Entrenched Liberalism

Recent reports have highlighted another side to these ostensible conservative successes. In the May 27, 1985, Christian News M.H. Reynolds, the editor of Foundation magazine, is quoted as observing that, although at the conventions “for six years in a row conservative presidents have been elected” and conservatives have claimed “victory,” how many theological liberals have lost their jobs? None, so far as we can determine. Thus, while conservatives have been busy boasting of their victories, several thousand students have continued to receive a liberal brainwashing each year and liberals in key positions on boards, agencies and publications have been permitted to continue their indoctrination of fourteen million southern Baptists with liberal theology and programs. Thus, conservatism in the SBC has actually lost ground in spite of apparent “victories,” as “most of the seventy southern Baptist colleges and six seminaries are either firmly in the Liberal camp or are trying to maintain a position of neutrality.”

In the May 27 Christian News Rev. Bob Mowrey of Nashville is quoted as he calls attention to the conscience problem of conservatives in financially supporting the denomination. “Do you wonder why some of our more evangelistic pastors fmd it difficult to give wholehearted support to the Cooperative Program? Is it because we want to be independent and do not love our denomination? Is it because we do not believe in missions? No! It‘s because we find it binding on our consciences to pay the salaries of many men who are tearing down what we believe about the Word of God. Far more of the Cooperative Program dollar goes to our colleges and seminaries than goes to the foreign mission field. For that reason some of us . . . are asking that some of our schools and seminaries be deleted from our support. This enables us to give wholehearted support to so many people in our denomination whom we love and have confidence in, and, at the same time, not to feel that we are financing our own self-destruction.

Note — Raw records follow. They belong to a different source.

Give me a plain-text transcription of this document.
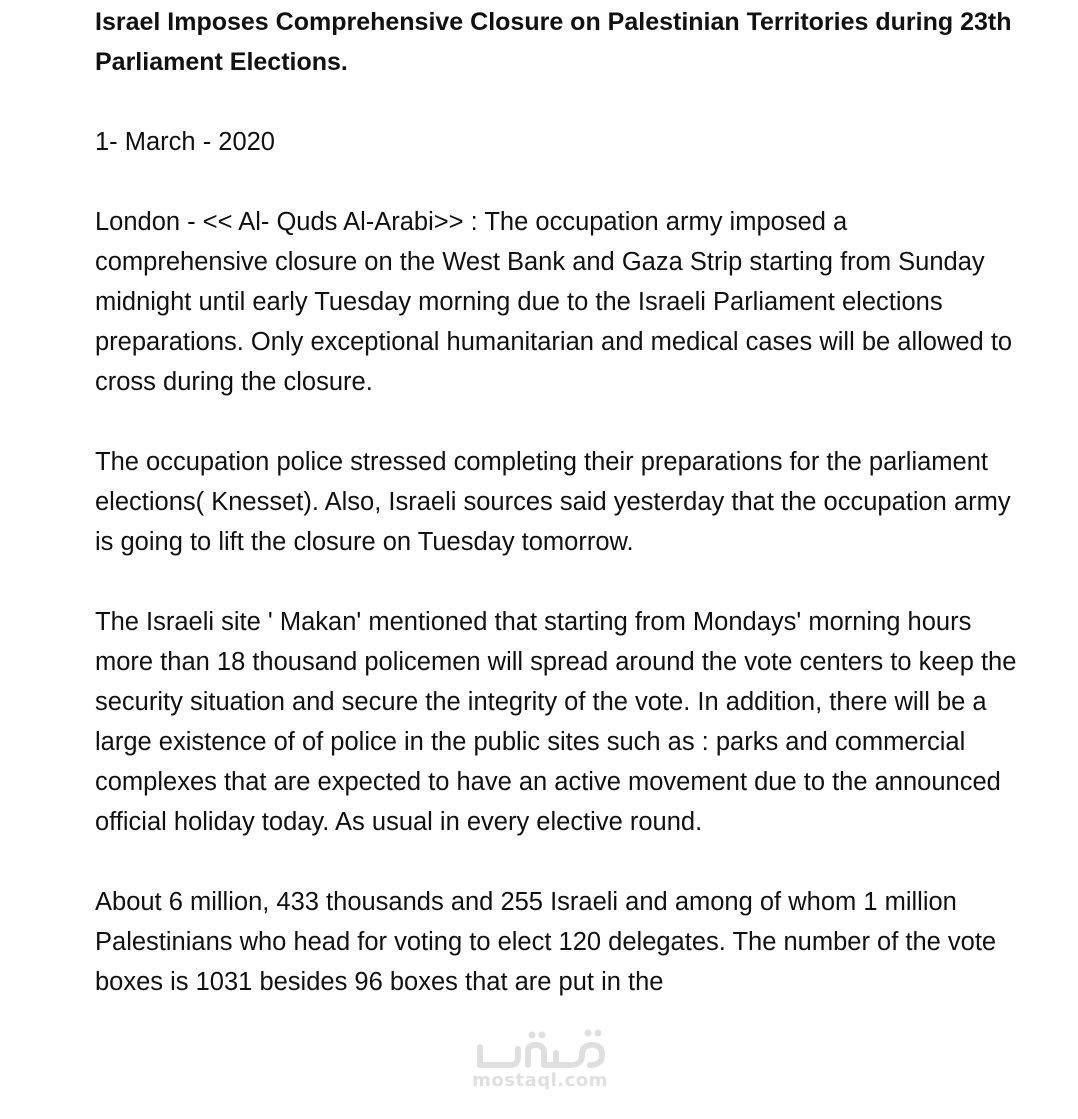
Israel Imposes Comprehensive Closure on Palestinian Territories during 23th Parliament Elections.

1- March - 2020

London - << Al- Quds Al-Arabi>> : The occupation army imposed a comprehensive closure on the West Bank and Gaza Strip starting from Sunday midnight until early Tuesday morning due to the Israeli Parliament elections preparations. Only exceptional humanitarian and medical cases will be allowed to cross during the closure.

The occupation police stressed completing their preparations for the parliament elections( Knesset). Also, Israeli sources said yesterday that the occupation army is going to lift the closure on Tuesday tomorrow.

The Israeli site ' Makan' mentioned that starting from Mondays' morning hours more than 18 thousand policemen will spread around the vote centers to keep the security situation and secure the integrity of the vote. In addition, there will be a large existence of of police in the public sites such as : parks and commercial complexes that are expected to have an active movement due to the announced official holiday today. As usual in every elective round.

About 6 million, 433 thousands and 255 Israeli and among of whom 1 million Palestinians who head for voting to elect 120 delegates. The number of the vote boxes is 1031 besides 96 boxes that are put in the

mostaql.com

Conservative Loss by Compromise

The May 13, 1985 Christian News calls attention to a new book by Dr. David 0. Beale, S.B.C. House on the Sand ? Critical Issues for Southern Baptists. In its last chapter entitled, “Will the Convention Change or Split?” this church historian concludes, “Although . . . conservatives have discovered the presence of the malignant cancer of apostasy in the body, they have refused a complete diagnosis and removal of the cancer until it is now terminal.” “At best, contemporary conservatives are officially expressing only a desire that truth receive a hearing alongside error.” “Time, therefore is on the Liberals’ side.” The author advised loyal Christians to leave the denomination, as two or three churches each week are doing. “The cancer has permeated every area of the body, and no Bible believer should continue to feed it.”

The loose convention structure of the denomination makes it difficult to take decisive action. While the Convention still officially opposes women’s ordination, its churches now have an estimated over 250 ordained women, at least thirteen of whom serve as pastors, and liberal seminary professors continue to advocate that and continue to attack the inerrancy of the Bible, which explicitly forbids it.

The June 10–13 Dallas Convention threatens to be a crisis as liberals become more militant in publicly challenging recent conservative leadership. Their strategy seems to be to support a conservative candidate who will compromise and promote the financial Cooperative Program, in an effort to oust the current conservative president.